A bit algebra shows that the inequality is equivalent to $$ 5 \left(5 a^5 \left(13 b^2+5 c^2\right)+13 a^4 \left(5 b^3-13 b^2 c-5 b c^2-5 c^3\right)+a^3 \left(-65 b^4+144 b^2 c^2+65 c^4\right)+a^2 \left(25 b^5-65 b^4 c+144 b^3 c^2+144 b^2 c^3-169 b c^4+65 c^5\right)-13 a \left(13 b^4 c^2+5 b^2 c^4\right)+5 b^2 c^2 \left(13 b^3+13 b^2 c-13 b c^2+5 c^3\right)\right) \ge0 $$ The left hand side is a polynomial, so this can be solved by Cylindrical Algebra Decomposition -- https://en.wikipedia.org/wiki/Cylindrical_algebraic_decomposition

The following code in Mathematica does the job.

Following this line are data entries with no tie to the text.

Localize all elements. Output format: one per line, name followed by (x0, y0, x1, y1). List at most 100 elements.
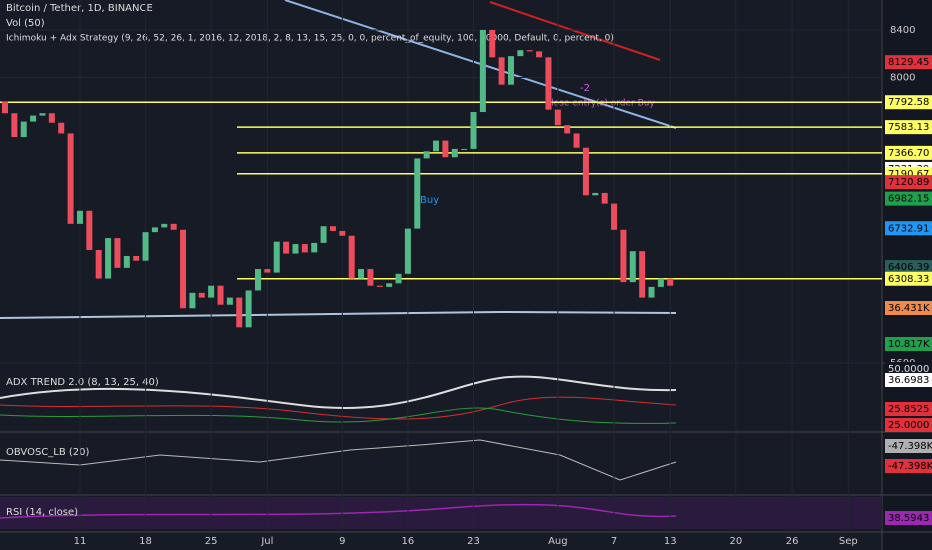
price-label-bg (885, 145, 932, 160)
candle (433, 140, 440, 152)
candle (95, 250, 102, 279)
volume-label-bg (885, 301, 932, 315)
candle (86, 210, 93, 251)
plot-bg (0, 0, 882, 550)
candle (601, 192, 608, 204)
candle (404, 228, 411, 274)
panel-label-bg (885, 362, 932, 376)
candle (301, 244, 308, 253)
x-tick-label: 25 (205, 536, 218, 547)
annotation: -2 (580, 83, 590, 94)
title: Bitcoin / Tether, 1D, BINANCE (6, 3, 153, 14)
candle (320, 226, 327, 243)
panel-title: OBVOSC_LB (20) (6, 447, 90, 458)
panel-label: 36.6983 (888, 375, 929, 386)
x-tick-label: 16 (402, 536, 415, 547)
price-label: 7792.58 (888, 97, 929, 108)
candle (311, 242, 318, 253)
panel-label: -47.398K (888, 461, 932, 472)
candle (629, 251, 636, 283)
candle (48, 113, 55, 123)
candle (620, 229, 627, 283)
panel-label: -47.398K (888, 441, 932, 452)
price-label-bg (885, 260, 932, 275)
candle (180, 229, 187, 309)
x-tick-label: 9 (339, 536, 345, 547)
candle (348, 235, 355, 279)
candle (667, 278, 674, 286)
candle (236, 297, 243, 328)
panel-label: 25.0000 (888, 420, 929, 431)
volume-label-bg (885, 337, 932, 351)
candle (386, 283, 393, 287)
strategy-title: Ichimoku + Adx Strategy (9, 26, 52, 26, … (6, 34, 614, 44)
candle (582, 147, 589, 196)
candle (573, 133, 580, 148)
price-label: 6308.33 (888, 274, 929, 285)
x-tick-label: 13 (664, 536, 677, 547)
candle (526, 50, 533, 52)
candle (142, 232, 149, 261)
candle (217, 285, 224, 305)
panel-label: 38.5943 (888, 513, 929, 524)
rsi-band (0, 497, 882, 529)
candle (536, 51, 543, 58)
panel-label: 25.8525 (888, 404, 929, 415)
candle (39, 113, 46, 116)
x-tick-label: 18 (139, 536, 152, 547)
rsi-line (0, 503, 677, 519)
candle (264, 269, 271, 273)
candle (358, 269, 365, 279)
candle (395, 273, 402, 284)
candle (226, 297, 233, 305)
candle (376, 285, 383, 287)
adx-line (0, 375, 677, 409)
candle (639, 251, 646, 298)
candle (489, 29, 496, 58)
candle (283, 241, 290, 254)
candle (67, 133, 74, 224)
x-tick-label: Aug (548, 536, 568, 547)
x-tick-label: 11 (74, 536, 87, 547)
candle (161, 223, 168, 228)
candle (30, 115, 37, 122)
price-label-bg (885, 55, 932, 70)
candle (245, 290, 252, 328)
baseline (0, 310, 677, 319)
candle (442, 140, 449, 158)
candle (507, 56, 514, 85)
candle (254, 269, 261, 291)
candle (189, 292, 196, 309)
x-tick-label: 20 (729, 536, 742, 547)
candle (11, 113, 18, 138)
candle (105, 238, 112, 279)
x-tick-label: Sep (839, 536, 858, 547)
y-tick-label: 8400 (890, 25, 915, 36)
price-label: 7583.13 (888, 122, 929, 133)
panel-label-bg (885, 402, 932, 416)
candle (611, 203, 618, 230)
price-label-bg (885, 191, 932, 206)
obv-line (0, 439, 677, 481)
x-tick-label: 7 (611, 536, 617, 547)
panel-title: ADX TREND 2.0 (8, 13, 25, 40) (6, 377, 159, 388)
price-label: 7366.70 (888, 148, 929, 159)
price-label-bg (885, 221, 932, 236)
volume-label: 36.431K (888, 303, 930, 314)
candle (545, 57, 552, 110)
candle (329, 226, 336, 231)
volume-label: 10.817K (888, 339, 930, 350)
candle (657, 278, 664, 287)
annotation: Close entry(s) order Buy (545, 99, 655, 109)
candle (648, 286, 655, 298)
candle (479, 29, 486, 113)
candle (554, 109, 561, 126)
candle (498, 57, 505, 85)
price-label: 7120.89 (888, 177, 929, 188)
panel-title: RSI (14, close) (6, 507, 78, 518)
price-label: 8129.45 (888, 57, 929, 68)
volume-title: Vol (50) (6, 18, 45, 29)
candle (133, 255, 140, 261)
di-plus (0, 407, 677, 424)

ex1 = a^3/(13 a^2 + 5 b^2) + b^3/(13 b^2 + 5 c^2) + c^3/(5 a^2 + 13 c^2) >= 1/18 (a + b + c);
ex2 = ex1[[1]] - ex1[[2]] // Together // Numerator // Simplify;
ex3 = ForAll[{a, b, c}, And @@ {a >= 0, b >= 0, c >= 0}, ex2 >= 0];
CylindricalDecomposition[ex3, {}]

Note this may take a few minutes to run.